调用前检查某项是否为函数

Question

I have a class that looks a bit like this:

<?php

namespace App\Http\Controllers;

use Exception;
use Illuminate\Http\Request;

class FormatAddressController extends Controller
{
    public function __construct()
    {
        $this->middleware(['api-auth']);
        $this->middleware(['api-after']);
    }

    public function format(Request $request) {
        // TODO first, get customer settings to see what functions to run, and how to run them
        // but, assume that the settings come as an array where the key is the function name
        // and the value is one of NULL, false, or settings to pass through to the function
        $settings = ['isoAndCountry' => true, 'testFunc' => ['testSetting' => 'test setting value']];

        $address = $request->input('address');

        $errors = [];

        foreach ($settings as $funcName => $funcSettings) {    
            try {
                $address = $this->$funcName($funcSettings, $address); // every function has to return the modified address
            } catch(Exception $e) {
                $errors[$funcName] = $e;
            }

        }

        return response()->json([
            'address' => $address,
            'errors' => $errors
        ]);
    }

    public function isoAndCountry($settings, $address) {
        // TODO

        return $address;
    }
}

Now, when I call this function, isoAndCountry, through that settings loop I defined above, it works! It works just fine.

However I tried following this thread and checking is_callable and... it errors:

            if (is_callable($this->$funcName)) {
                try {
                    $address = $this->$funcName($funcSettings, $address); // every function has to return the modified address
                } catch(Exception $e) {
                    $errors[$funcName] = $e;
                }
            }

How can I check if it's callable? Why doesn't this work?

Answer 1

可能这也可以解决问题：

 if(method_exists($this,$funcName)){ ... }

Answer 2

You have to use method_exists here to check if the method really exists in the class.

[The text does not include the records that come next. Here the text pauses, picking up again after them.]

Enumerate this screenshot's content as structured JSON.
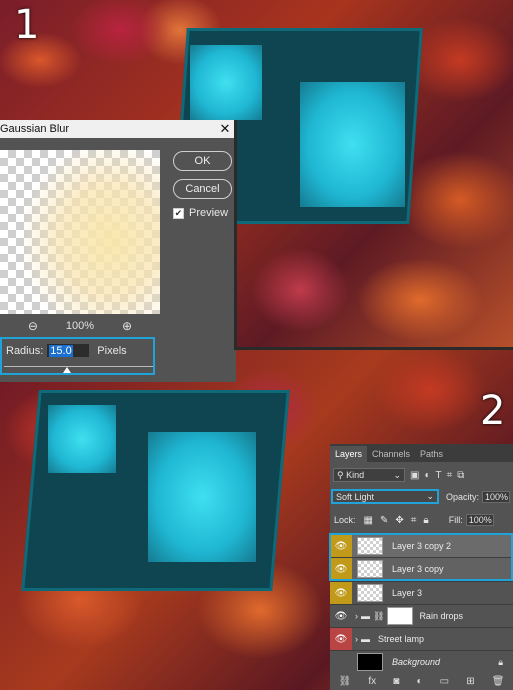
{
  "step_numbers": [
    "1",
    "2"
  ],
  "dialog": {
    "title": "Gaussian Blur",
    "close_glyph": "✕",
    "ok_label": "OK",
    "cancel_label": "Cancel",
    "preview_label": "Preview",
    "preview_checked": true,
    "zoom_out_icon": "zoom-out-icon",
    "zoom_level": "100%",
    "zoom_in_icon": "zoom-in-icon",
    "radius_label": "Radius:",
    "radius_value": "15.0",
    "radius_unit": "Pixels"
  },
  "layers_panel": {
    "tabs": [
      "Layers",
      "Channels",
      "Paths"
    ],
    "active_tab": "Layers",
    "filter_kind": "Kind",
    "blend_mode": "Soft Light",
    "opacity_label": "Opacity:",
    "opacity_value": "100%",
    "lock_label": "Lock:",
    "fill_label": "Fill:",
    "fill_value": "100%",
    "layers": [
      {
        "name": "Layer 3 copy 2",
        "visible_marker": "gold",
        "thumb": "transparent",
        "selected": true
      },
      {
        "name": "Layer 3 copy",
        "visible_marker": "gold",
        "thumb": "transparent",
        "selected": true
      },
      {
        "name": "Layer 3",
        "visible_marker": "gold",
        "thumb": "transparent",
        "selected": false
      },
      {
        "name": "Rain drops",
        "visible_marker": "none",
        "thumb": "mask",
        "group": true
      },
      {
        "name": "Street lamp",
        "visible_marker": "red",
        "thumb": "folder",
        "group": true
      },
      {
        "name": "Background",
        "visible_marker": "off",
        "thumb": "black",
        "locked": true
      }
    ]
  },
  "colors": {
    "highlight": "#1fa3d9",
    "panel_bg": "#535353",
    "lantern_glass": "#2fcbe3",
    "eye_gold": "#c19a1a",
    "eye_red": "#b84444"
  }
}
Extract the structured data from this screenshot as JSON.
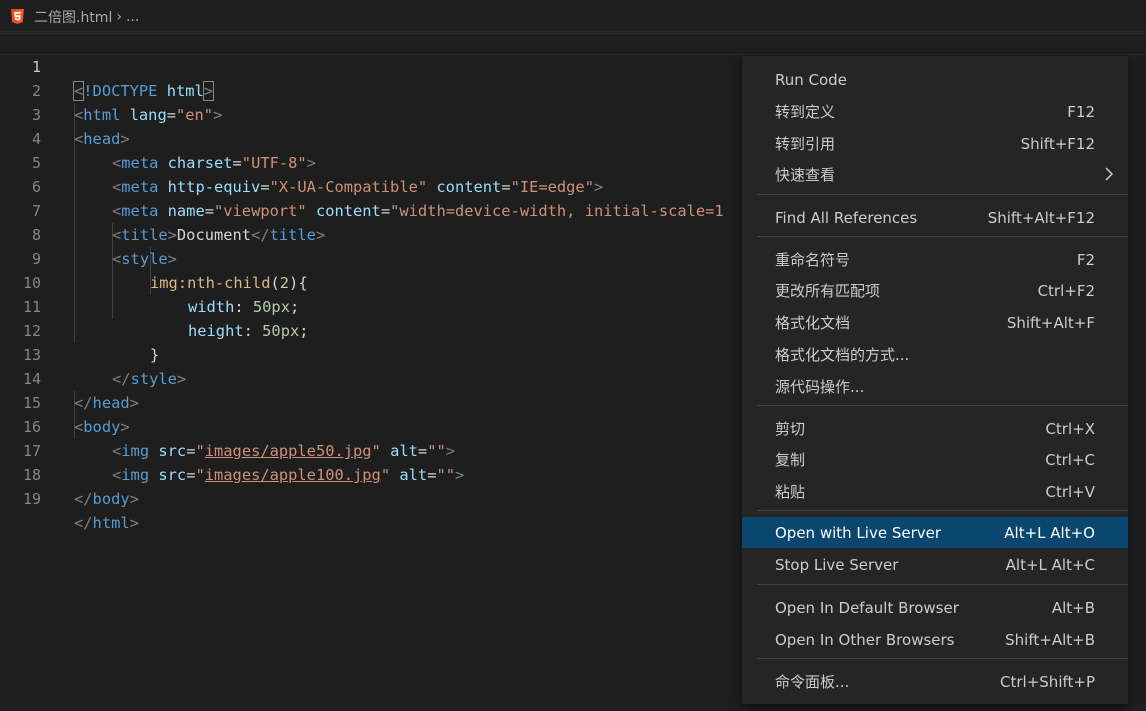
{
  "breadcrumb": {
    "file_name": "二倍图.html",
    "separator": "›",
    "ellipsis": "..."
  },
  "editor": {
    "line_numbers": [
      "1",
      "2",
      "3",
      "4",
      "5",
      "6",
      "7",
      "8",
      "9",
      "10",
      "11",
      "12",
      "13",
      "14",
      "15",
      "16",
      "17",
      "18",
      "19"
    ],
    "active_line": 1
  },
  "code": {
    "l1": {
      "open": "<",
      "doctype": "!DOCTYPE",
      "sp": " ",
      "html": "html",
      "close": ">"
    },
    "l2": {
      "lt": "<",
      "tag": "html",
      "sp": " ",
      "attr": "lang",
      "eq": "=",
      "val": "\"en\"",
      "gt": ">"
    },
    "l3": {
      "lt": "<",
      "tag": "head",
      "gt": ">"
    },
    "l4": {
      "lt": "<",
      "tag": "meta",
      "sp": " ",
      "attr": "charset",
      "eq": "=",
      "val": "\"UTF-8\"",
      "gt": ">"
    },
    "l5": {
      "lt": "<",
      "tag": "meta",
      "sp": " ",
      "attr1": "http-equiv",
      "eq1": "=",
      "val1": "\"X-UA-Compatible\"",
      "sp2": " ",
      "attr2": "content",
      "eq2": "=",
      "val2": "\"IE=edge\"",
      "gt": ">"
    },
    "l6": {
      "lt": "<",
      "tag": "meta",
      "sp": " ",
      "attr1": "name",
      "eq1": "=",
      "val1": "\"viewport\"",
      "sp2": " ",
      "attr2": "content",
      "eq2": "=",
      "val2": "\"width=device-width, initial-scale=1"
    },
    "l7": {
      "lt": "<",
      "tag": "title",
      "gt": ">",
      "text": "Document",
      "lt2": "</",
      "tag2": "title",
      "gt2": ">"
    },
    "l8": {
      "lt": "<",
      "tag": "style",
      "gt": ">"
    },
    "l9": {
      "sel": "img:nth-child",
      "po": "(",
      "num": "2",
      "pc": ")",
      "brace": "{"
    },
    "l10": {
      "prop": "width",
      "colon": ": ",
      "val": "50px",
      "semi": ";"
    },
    "l11": {
      "prop": "height",
      "colon": ": ",
      "val": "50px",
      "semi": ";"
    },
    "l12": {
      "brace": "}"
    },
    "l13": {
      "lt": "</",
      "tag": "style",
      "gt": ">"
    },
    "l14": {
      "lt": "</",
      "tag": "head",
      "gt": ">"
    },
    "l15": {
      "lt": "<",
      "tag": "body",
      "gt": ">"
    },
    "l16": {
      "lt": "<",
      "tag": "img",
      "sp": " ",
      "attr1": "src",
      "eq1": "=",
      "q1": "\"",
      "link": "images/apple50.jpg",
      "q2": "\"",
      "sp2": " ",
      "attr2": "alt",
      "eq2": "=",
      "val2": "\"\"",
      "gt": ">"
    },
    "l17": {
      "lt": "<",
      "tag": "img",
      "sp": " ",
      "attr1": "src",
      "eq1": "=",
      "q1": "\"",
      "link": "images/apple100.jpg",
      "q2": "\"",
      "sp2": " ",
      "attr2": "alt",
      "eq2": "=",
      "val2": "\"\"",
      "gt": ">"
    },
    "l18": {
      "lt": "</",
      "tag": "body",
      "gt": ">"
    },
    "l19": {
      "lt": "</",
      "tag": "html",
      "gt": ">"
    }
  },
  "context_menu": {
    "items": [
      {
        "label": "Run Code",
        "key": ""
      },
      {
        "label": "转到定义",
        "key": "F12"
      },
      {
        "label": "转到引用",
        "key": "Shift+F12"
      },
      {
        "label": "快速查看",
        "key": ""
      },
      {
        "label": "Find All References",
        "key": "Shift+Alt+F12"
      },
      {
        "label": "重命名符号",
        "key": "F2"
      },
      {
        "label": "更改所有匹配项",
        "key": "Ctrl+F2"
      },
      {
        "label": "格式化文档",
        "key": "Shift+Alt+F"
      },
      {
        "label": "格式化文档的方式...",
        "key": ""
      },
      {
        "label": "源代码操作...",
        "key": ""
      },
      {
        "label": "剪切",
        "key": "Ctrl+X"
      },
      {
        "label": "复制",
        "key": "Ctrl+C"
      },
      {
        "label": "粘贴",
        "key": "Ctrl+V"
      },
      {
        "label": "Open with Live Server",
        "key": "Alt+L Alt+O"
      },
      {
        "label": "Stop Live Server",
        "key": "Alt+L Alt+C"
      },
      {
        "label": "Open In Default Browser",
        "key": "Alt+B"
      },
      {
        "label": "Open In Other Browsers",
        "key": "Shift+Alt+B"
      },
      {
        "label": "命令面板...",
        "key": "Ctrl+Shift+P"
      }
    ],
    "highlighted_label": "Open with Live Server"
  },
  "colors": {
    "background": "#1e1e1e",
    "menu_background": "#252526",
    "menu_highlight": "#094771",
    "html5_orange": "#e44d26"
  },
  "icons": {
    "file_icon": "html5-icon",
    "submenu_icon": "chevron-right-icon"
  }
}
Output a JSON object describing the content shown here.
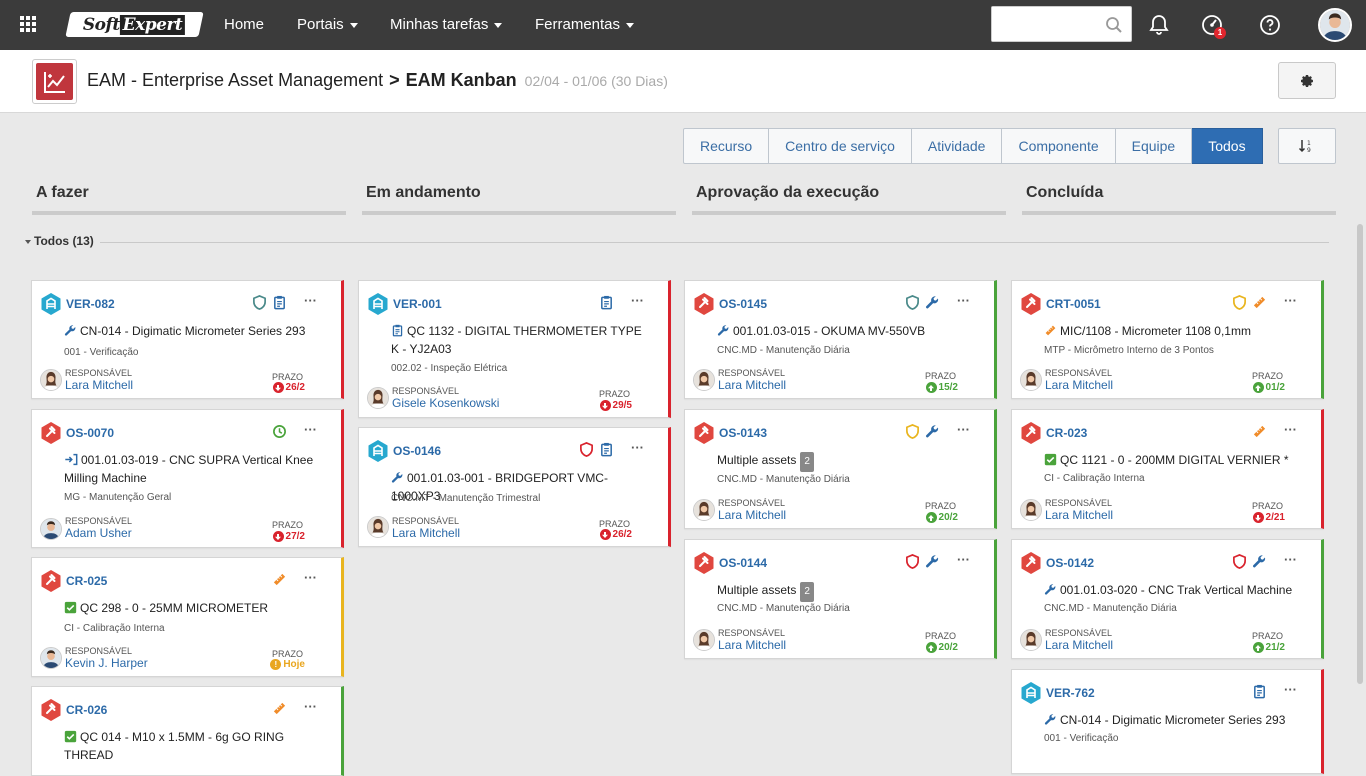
{
  "topbar": {
    "logo_a": "Soft",
    "logo_b": "Expert",
    "nav": [
      {
        "label": "Home"
      },
      {
        "label": "Portais"
      },
      {
        "label": "Minhas tarefas"
      },
      {
        "label": "Ferramentas"
      }
    ],
    "search_placeholder": "",
    "notification_badge": "1"
  },
  "header": {
    "app": "EAM - Enterprise Asset Management",
    "separator": ">",
    "page": "EAM Kanban",
    "dates": "02/04 - 01/06 (30 Dias)"
  },
  "tabs": [
    {
      "label": "Recurso",
      "active": false
    },
    {
      "label": "Centro de serviço",
      "active": false
    },
    {
      "label": "Atividade",
      "active": false
    },
    {
      "label": "Componente",
      "active": false
    },
    {
      "label": "Equipe",
      "active": false
    },
    {
      "label": "Todos",
      "active": true
    }
  ],
  "columns": [
    {
      "title": "A fazer"
    },
    {
      "title": "Em andamento"
    },
    {
      "title": "Aprovação da execução"
    },
    {
      "title": "Concluída"
    }
  ],
  "group": {
    "label": "Todos (13)"
  },
  "labels": {
    "responsavel": "RESPONSÁVEL",
    "prazo": "PRAZO",
    "more": "···"
  },
  "colors": {
    "accent": "#2e6db3",
    "late": "#d9232d",
    "ok": "#4aa33b",
    "today": "#e9b51f",
    "brand": "#c0363d"
  },
  "cards": [
    {
      "code": "VER-082",
      "title": "CN-014 - Digimatic Micrometer Series 293",
      "sub": "001 - Verificação",
      "resp": "Lara Mitchell",
      "prazo": "26/2"
    },
    {
      "code": "OS-0070",
      "title": "001.01.03-019 - CNC SUPRA Vertical Knee Milling Machine",
      "sub": "MG - Manutenção Geral",
      "resp": "Adam Usher",
      "prazo": "27/2"
    },
    {
      "code": "CR-025",
      "title": "QC 298 - 0 - 25MM MICROMETER",
      "sub": "CI - Calibração Interna",
      "resp": "Kevin J. Harper",
      "prazo": "Hoje"
    },
    {
      "code": "CR-026",
      "title": "QC 014 - M10 x 1.5MM - 6g GO RING THREAD",
      "sub": "",
      "resp": "",
      "prazo": ""
    },
    {
      "code": "VER-001",
      "title": "QC 1132 - DIGITAL THERMOMETER TYPE K - YJ2A03",
      "sub": "002.02 - Inspeção Elétrica",
      "resp": "Gisele Kosenkowski",
      "prazo": "29/5"
    },
    {
      "code": "OS-0146",
      "title": "001.01.03-001 - BRIDGEPORT VMC-1000XP3",
      "sub": "CNC.MT - Manutenção Trimestral",
      "resp": "Lara Mitchell",
      "prazo": "26/2"
    },
    {
      "code": "OS-0145",
      "title": "001.01.03-015 - OKUMA MV-550VB",
      "sub": "CNC.MD - Manutenção Diária",
      "resp": "Lara Mitchell",
      "prazo": "15/2"
    },
    {
      "code": "OS-0143",
      "title": "Multiple assets",
      "count": "2",
      "sub": "CNC.MD - Manutenção Diária",
      "resp": "Lara Mitchell",
      "prazo": "20/2"
    },
    {
      "code": "OS-0144",
      "title": "Multiple assets",
      "count": "2",
      "sub": "CNC.MD - Manutenção Diária",
      "resp": "Lara Mitchell",
      "prazo": "20/2"
    },
    {
      "code": "CRT-0051",
      "title": "MIC/1108 - Micrometer 1108 0,1mm",
      "sub": "MTP - Micrômetro Interno de 3 Pontos",
      "resp": "Lara Mitchell",
      "prazo": "01/2"
    },
    {
      "code": "CR-023",
      "title": "QC 1121 - 0 - 200MM DIGITAL VERNIER *",
      "sub": "CI - Calibração Interna",
      "resp": "Lara Mitchell",
      "prazo": "2/21"
    },
    {
      "code": "OS-0142",
      "title": "001.01.03-020 - CNC Trak Vertical Machine",
      "sub": "CNC.MD - Manutenção Diária",
      "resp": "Lara Mitchell",
      "prazo": "21/2"
    },
    {
      "code": "VER-762",
      "title": "CN-014 - Digimatic Micrometer Series 293",
      "sub": "001 - Verificação",
      "resp": "",
      "prazo": ""
    }
  ]
}
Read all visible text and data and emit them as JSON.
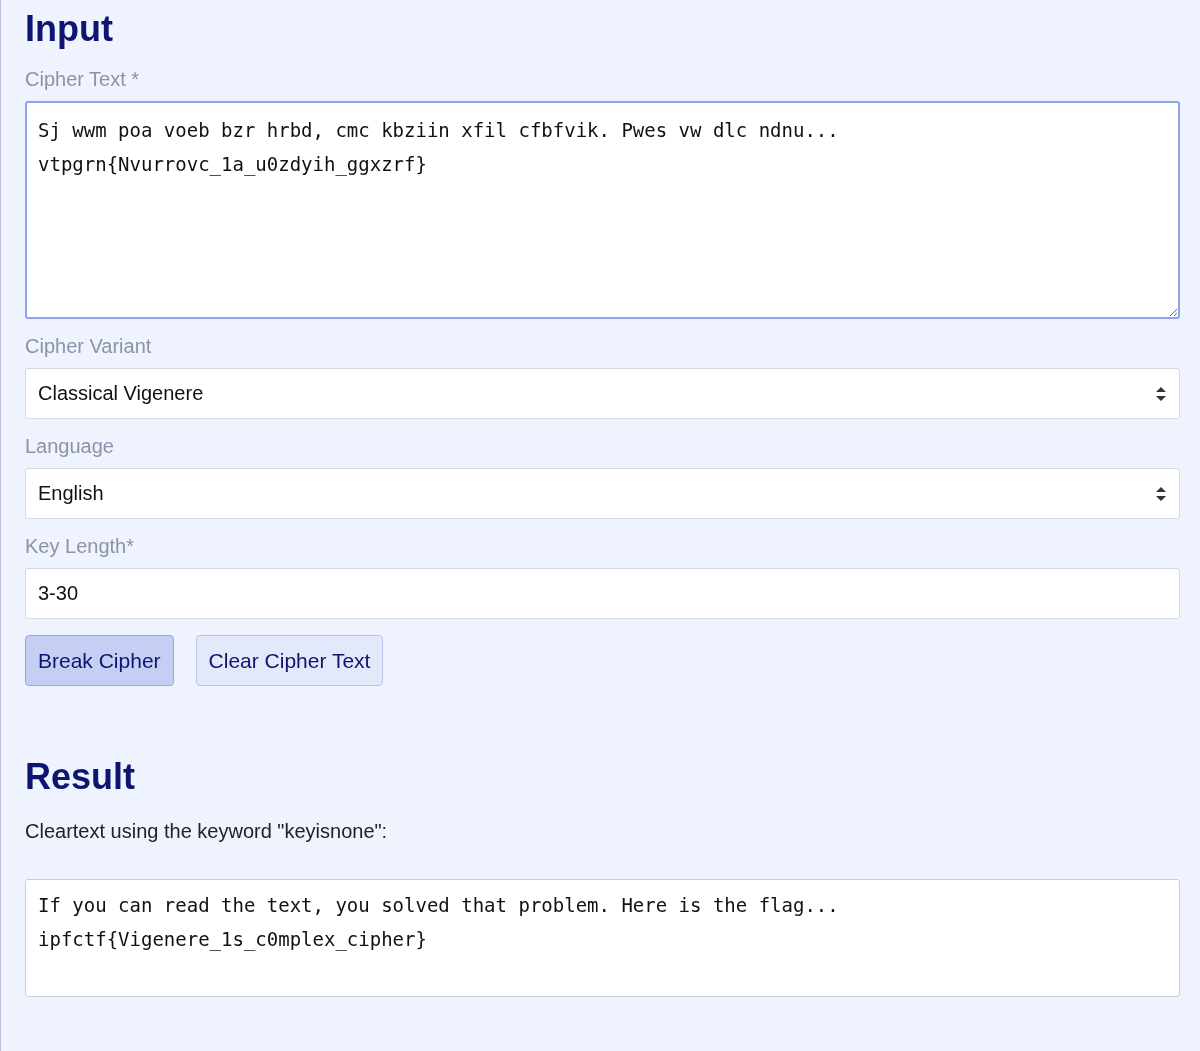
{
  "input": {
    "heading": "Input",
    "fields": [
      {
        "kind": "textarea",
        "label": "Cipher Text *",
        "value": "Sj wwm poa voeb bzr hrbd, cmc kbziin xfil cfbfvik. Pwes vw dlc ndnu...\nvtpgrn{Nvurrovc_1a_u0zdyih_ggxzrf}",
        "focused": true
      },
      {
        "kind": "select",
        "label": "Cipher Variant",
        "value": "Classical Vigenere"
      },
      {
        "kind": "select",
        "label": "Language",
        "value": "English"
      },
      {
        "kind": "text",
        "label": "Key Length*",
        "value": "3-30"
      }
    ],
    "buttons": [
      {
        "label": "Break Cipher",
        "primary": true
      },
      {
        "label": "Clear Cipher Text",
        "primary": false
      }
    ]
  },
  "result": {
    "heading": "Result",
    "caption": "Cleartext using the keyword \"keyisnone\":",
    "output": "If you can read the text, you solved that problem. Here is the flag...\nipfctf{Vigenere_1s_c0mplex_cipher}"
  }
}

foreach ($settings as $funcName => $funcSettings) {
    if (method_exists($this, $funcName)) {
        $this->$funcName($funcSettings, $address);
    }
}

The reason why is_callable will not work in your scenario is because Laravel controllers has a __call magic method which will handle undefined methods, so running is_callable on any non existing methods would return true.

Take the following class as an example:

class A
{
    public function __construct()
    {
        var_dump(is_callable([$this, 'testFunc']));
    }
}

The output of new A would be false . However, if you add the following into the class:

public function __call($name, $arguments)
{
    //
}

Now the output of the var_dump would return true .

You can read more about the __call scenario I've mentioned right here: https://www.php.net/manual/en/function.is-callable.php#118623

For more information about __call : https://www.php.net/manual/en/language.oop5.overloading.php#object.call

Answer 3

You can use

if (is_callable([$this, $funcName])) { ...

instead.

The way you have it written with is_callable($this->$funcName) , it's going to look for a property called $funcName on $this , (which probably doesn't exist) and check if that's callable. If you use that array syntax it will evaluate the named method instead.

---

It may be simpler in this case to use

if (method_exists($this, $funcName)) {

since you're using it in another method of the same object, if the method exists it should be callable.

Answer 4

You need to differentiate between class properties and methods. For example in this class:

class A {
    private $foo = null;

    public function getFoo() {
        return $this->foo;
    }
}

• the private $foo is property and can be checked by property_exists()
• the public function getFoo() is method and can be checked by method_exists()

https://www.php.net/manual/en/function.property-exists.php
https://www.php.net/manual/en/function.method-exists.php

I think that $this->$funcName works only for properties.